Pesan tegas ini disampaikan Menaker saat membuka Musyawarah Nasional Federasi Serikat Pekerja Farmasi dan Kesehatan (FSP FARKES) KSPSI di Jakarta, Kamis (2/4/2026). Ia memperingatkan bahwa tanpa perubahan paradigma, pekerja Indonesia berisiko tertinggal oleh laju teknologi.

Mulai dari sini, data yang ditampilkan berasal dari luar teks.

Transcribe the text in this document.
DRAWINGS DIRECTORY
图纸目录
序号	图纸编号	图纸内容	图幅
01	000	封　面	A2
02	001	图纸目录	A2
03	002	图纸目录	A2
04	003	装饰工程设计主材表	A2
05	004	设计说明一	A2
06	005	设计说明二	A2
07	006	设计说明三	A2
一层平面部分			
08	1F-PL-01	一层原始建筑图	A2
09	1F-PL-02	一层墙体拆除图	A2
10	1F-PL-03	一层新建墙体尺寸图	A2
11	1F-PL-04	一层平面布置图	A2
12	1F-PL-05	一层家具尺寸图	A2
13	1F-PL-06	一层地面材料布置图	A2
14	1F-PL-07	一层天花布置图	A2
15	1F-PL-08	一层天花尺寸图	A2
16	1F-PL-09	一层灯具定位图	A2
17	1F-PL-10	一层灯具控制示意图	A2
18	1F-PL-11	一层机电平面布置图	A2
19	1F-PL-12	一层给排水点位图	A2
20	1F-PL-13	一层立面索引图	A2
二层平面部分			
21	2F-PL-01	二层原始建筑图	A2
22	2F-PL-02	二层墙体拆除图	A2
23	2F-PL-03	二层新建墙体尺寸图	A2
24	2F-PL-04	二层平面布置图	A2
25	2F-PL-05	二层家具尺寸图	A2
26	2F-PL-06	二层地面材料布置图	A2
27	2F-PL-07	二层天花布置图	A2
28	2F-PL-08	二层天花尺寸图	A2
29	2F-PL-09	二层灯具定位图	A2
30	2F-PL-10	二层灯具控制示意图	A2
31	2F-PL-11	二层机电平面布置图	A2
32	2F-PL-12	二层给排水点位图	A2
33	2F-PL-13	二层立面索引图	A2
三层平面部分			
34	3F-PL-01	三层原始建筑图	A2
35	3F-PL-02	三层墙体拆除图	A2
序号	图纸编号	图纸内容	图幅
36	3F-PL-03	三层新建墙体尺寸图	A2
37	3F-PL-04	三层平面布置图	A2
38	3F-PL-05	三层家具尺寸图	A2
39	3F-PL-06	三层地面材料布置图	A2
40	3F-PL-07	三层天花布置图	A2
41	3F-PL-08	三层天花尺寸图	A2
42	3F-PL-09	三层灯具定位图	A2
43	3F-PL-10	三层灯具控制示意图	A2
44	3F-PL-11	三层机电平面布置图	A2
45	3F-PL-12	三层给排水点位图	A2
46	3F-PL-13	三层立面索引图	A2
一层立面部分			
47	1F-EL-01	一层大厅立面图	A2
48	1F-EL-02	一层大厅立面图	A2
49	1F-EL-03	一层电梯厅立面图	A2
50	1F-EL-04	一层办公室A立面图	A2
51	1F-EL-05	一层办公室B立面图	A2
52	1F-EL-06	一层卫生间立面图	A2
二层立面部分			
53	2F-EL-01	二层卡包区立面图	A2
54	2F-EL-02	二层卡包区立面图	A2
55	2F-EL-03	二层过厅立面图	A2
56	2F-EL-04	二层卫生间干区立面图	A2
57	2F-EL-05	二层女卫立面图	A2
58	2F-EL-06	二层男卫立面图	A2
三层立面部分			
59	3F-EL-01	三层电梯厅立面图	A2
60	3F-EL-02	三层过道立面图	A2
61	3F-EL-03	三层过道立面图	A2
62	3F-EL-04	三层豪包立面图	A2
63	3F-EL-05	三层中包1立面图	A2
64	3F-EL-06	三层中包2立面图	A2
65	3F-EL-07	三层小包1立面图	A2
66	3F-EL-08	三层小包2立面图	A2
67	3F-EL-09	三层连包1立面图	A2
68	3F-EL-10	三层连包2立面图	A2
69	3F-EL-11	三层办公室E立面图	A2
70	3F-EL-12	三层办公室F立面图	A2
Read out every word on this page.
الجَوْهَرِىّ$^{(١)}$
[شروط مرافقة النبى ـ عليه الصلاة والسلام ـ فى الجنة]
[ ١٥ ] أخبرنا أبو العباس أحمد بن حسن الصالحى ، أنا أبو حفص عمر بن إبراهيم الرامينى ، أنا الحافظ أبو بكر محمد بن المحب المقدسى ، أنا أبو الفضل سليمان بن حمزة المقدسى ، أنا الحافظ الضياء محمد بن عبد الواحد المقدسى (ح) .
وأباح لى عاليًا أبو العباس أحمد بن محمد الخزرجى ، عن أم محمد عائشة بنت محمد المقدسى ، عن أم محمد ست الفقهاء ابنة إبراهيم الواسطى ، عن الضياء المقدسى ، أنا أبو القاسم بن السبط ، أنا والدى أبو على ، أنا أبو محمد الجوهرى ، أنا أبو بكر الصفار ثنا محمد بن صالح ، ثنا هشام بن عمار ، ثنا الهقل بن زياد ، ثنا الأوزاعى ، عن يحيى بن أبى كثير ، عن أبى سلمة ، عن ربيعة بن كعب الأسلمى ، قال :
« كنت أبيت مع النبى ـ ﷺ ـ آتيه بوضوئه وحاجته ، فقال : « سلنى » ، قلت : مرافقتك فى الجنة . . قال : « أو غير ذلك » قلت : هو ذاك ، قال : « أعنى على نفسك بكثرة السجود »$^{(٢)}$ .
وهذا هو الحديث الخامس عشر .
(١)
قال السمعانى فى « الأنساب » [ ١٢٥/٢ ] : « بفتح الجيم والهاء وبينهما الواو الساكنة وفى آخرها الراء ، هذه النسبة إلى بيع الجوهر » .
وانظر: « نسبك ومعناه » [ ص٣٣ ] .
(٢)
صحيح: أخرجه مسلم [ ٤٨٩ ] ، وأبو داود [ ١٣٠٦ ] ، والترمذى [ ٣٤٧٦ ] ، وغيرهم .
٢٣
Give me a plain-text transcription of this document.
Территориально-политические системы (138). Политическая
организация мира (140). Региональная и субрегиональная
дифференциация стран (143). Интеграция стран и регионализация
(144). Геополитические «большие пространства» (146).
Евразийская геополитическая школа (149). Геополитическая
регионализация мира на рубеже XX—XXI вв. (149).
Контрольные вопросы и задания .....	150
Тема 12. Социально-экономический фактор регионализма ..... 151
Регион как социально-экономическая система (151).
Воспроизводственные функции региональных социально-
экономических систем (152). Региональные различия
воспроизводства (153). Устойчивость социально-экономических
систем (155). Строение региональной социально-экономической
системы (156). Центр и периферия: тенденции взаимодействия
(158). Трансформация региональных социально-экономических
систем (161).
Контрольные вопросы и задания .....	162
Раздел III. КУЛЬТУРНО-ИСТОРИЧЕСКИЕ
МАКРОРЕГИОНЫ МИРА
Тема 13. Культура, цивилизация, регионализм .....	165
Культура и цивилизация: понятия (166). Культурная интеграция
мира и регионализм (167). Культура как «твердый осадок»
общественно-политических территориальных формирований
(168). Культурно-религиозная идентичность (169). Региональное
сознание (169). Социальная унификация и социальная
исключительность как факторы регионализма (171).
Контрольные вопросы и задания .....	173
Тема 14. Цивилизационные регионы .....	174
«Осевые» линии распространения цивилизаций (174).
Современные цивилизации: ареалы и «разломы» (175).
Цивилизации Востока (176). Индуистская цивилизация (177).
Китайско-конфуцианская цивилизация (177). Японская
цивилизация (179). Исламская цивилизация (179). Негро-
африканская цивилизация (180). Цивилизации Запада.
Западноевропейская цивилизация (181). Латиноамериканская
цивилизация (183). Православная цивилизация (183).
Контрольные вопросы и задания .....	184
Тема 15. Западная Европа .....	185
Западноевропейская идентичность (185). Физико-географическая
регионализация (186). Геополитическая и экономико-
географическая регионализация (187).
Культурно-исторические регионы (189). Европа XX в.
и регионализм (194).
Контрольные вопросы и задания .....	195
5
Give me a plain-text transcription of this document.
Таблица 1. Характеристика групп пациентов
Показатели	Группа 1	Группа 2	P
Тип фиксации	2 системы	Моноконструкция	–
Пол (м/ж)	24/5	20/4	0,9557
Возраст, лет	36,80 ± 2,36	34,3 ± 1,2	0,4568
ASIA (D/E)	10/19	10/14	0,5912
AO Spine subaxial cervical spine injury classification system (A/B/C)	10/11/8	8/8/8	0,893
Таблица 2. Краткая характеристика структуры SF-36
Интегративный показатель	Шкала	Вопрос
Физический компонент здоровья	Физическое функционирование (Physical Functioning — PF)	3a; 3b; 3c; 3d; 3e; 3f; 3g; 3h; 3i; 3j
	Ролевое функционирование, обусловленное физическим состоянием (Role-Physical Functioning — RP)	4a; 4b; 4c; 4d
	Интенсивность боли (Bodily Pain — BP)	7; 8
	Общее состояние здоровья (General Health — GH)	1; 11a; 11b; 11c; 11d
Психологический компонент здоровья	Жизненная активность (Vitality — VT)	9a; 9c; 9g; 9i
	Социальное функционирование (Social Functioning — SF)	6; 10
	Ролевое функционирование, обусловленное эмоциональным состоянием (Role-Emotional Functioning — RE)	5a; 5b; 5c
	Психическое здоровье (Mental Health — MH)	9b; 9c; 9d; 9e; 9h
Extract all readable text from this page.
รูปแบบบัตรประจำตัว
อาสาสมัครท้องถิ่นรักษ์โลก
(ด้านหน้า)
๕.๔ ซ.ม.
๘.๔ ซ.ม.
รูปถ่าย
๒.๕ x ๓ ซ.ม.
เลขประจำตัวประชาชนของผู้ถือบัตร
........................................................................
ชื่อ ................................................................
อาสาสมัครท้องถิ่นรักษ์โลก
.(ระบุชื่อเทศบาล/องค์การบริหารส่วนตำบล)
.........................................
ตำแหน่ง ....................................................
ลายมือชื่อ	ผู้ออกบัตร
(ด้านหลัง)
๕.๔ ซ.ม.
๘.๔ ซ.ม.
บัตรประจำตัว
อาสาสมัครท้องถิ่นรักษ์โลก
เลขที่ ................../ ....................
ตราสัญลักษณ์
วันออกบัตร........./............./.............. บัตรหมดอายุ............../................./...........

“Hubungan industrial harus naik kelas. Tidak cukup lagi hanya harmonis, tapi harus transformatif. Kita harus memastikan bahwa di era AI dan otomasi ini, prinsip no one left behind benar-benar terwujud. Inovasi dan produktivitas perusahaan harus berjalan seiring dengan perlindungan serta kesejahteraan pekerja,” tegas Yassierli.
ADVERTISEMENT
SCROLL TO RESUME CONTENT
Transformasi Menuju Kemitraan Strategis
Menurut Menaker, banyak perusahaan masih berada pada level maturitas hubungan industrial yang rendah, yakni hanya sebatas kepatuhan regulasi. Ia mendorong perusahaan untuk naik ke level tertinggi, di mana pekerja tidak lagi dipandang sebagai faktor produksi, melainkan aset strategis perusahaan.
Ada tiga indikator utama “Naik Kelas” yang ditekankan Menaker:
- Kehadiran Serikat Pekerja: Perusahaan yang belum memiliki SP/SB didorong untuk segera menghadirkannya sebagai wadah dialog.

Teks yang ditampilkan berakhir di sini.